In 1996, a pharmaceutical company called Human Genome Sciences (HGS) identified a molecule that encouraged the growth of B cells in the immune system. This was a cell called B-lymphocyte stimulator (BLyS) and it occurred naturally in the human body. The company then joined forces with another scientific research group, Cambridge Antibody Technology, and developed an antibody, belimumab, that could attach to BLyS and block its biological action.

This antibody binds specifically to BLyS and stops it from boosting the growth of B cells, calming the immune system. This treatment often can benefit people who suffer from SLE. The U.S. Food and Drug Administration first approved belimumab for use against SLE in 2011.

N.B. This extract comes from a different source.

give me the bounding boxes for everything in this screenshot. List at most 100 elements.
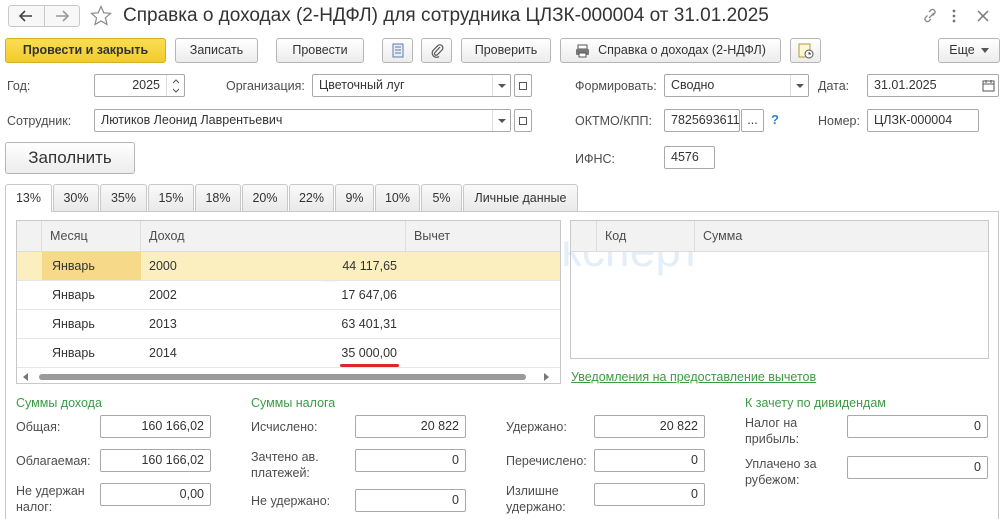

Lupus is an autoimmune disease, which means that the affected person's own immune system is at the root of the problem, and is sometimes unable to effectively combat viruses and other illnesses. Conversely, the patient's immune system also produces inflammation to fight disease when none is necessary. As well as skin irritation, especially on the face, and itchy eyes, the condition can also cause psychological problems like depression. A person with SLE may also have extreme joint pain as well as inflammation of the protective layers of internal organs, or suffer from kidney damage.

For a patient, a typical treatment regimen of belimumab requires him or her to sit for about one hour while the medicine infuses into a vein through a needle. A doctor may repeat the infusion every fortnight or about once every month. According to HGS, the drug is not suitable for children.

Patients whose lupus has affected the kidneys or the central nervous system may not be suitable candidates for the treatment. Doctors may also recommend that a patient undergoing other types of medical treatment avoid taking belimumab at the same time. Pregnant and breastfeeding women may pass the drug to their baby, and as a precaution, a doctor should only prescribe the medication if the mother's, or baby's, health is at risk.

Common side effects to belimumab include gastrointestinal and respiratory problems. Diarrhea, fever and nausea are possible. Irritation to the throat, trouble sleeping and bronchitis may also occur. Patients are also at risk of developing severe infections, or serious allergic reaction to the drug that can cause trouble breathing and facial swelling. The method of delivery may also present issues, such as skin rashes around the injection site.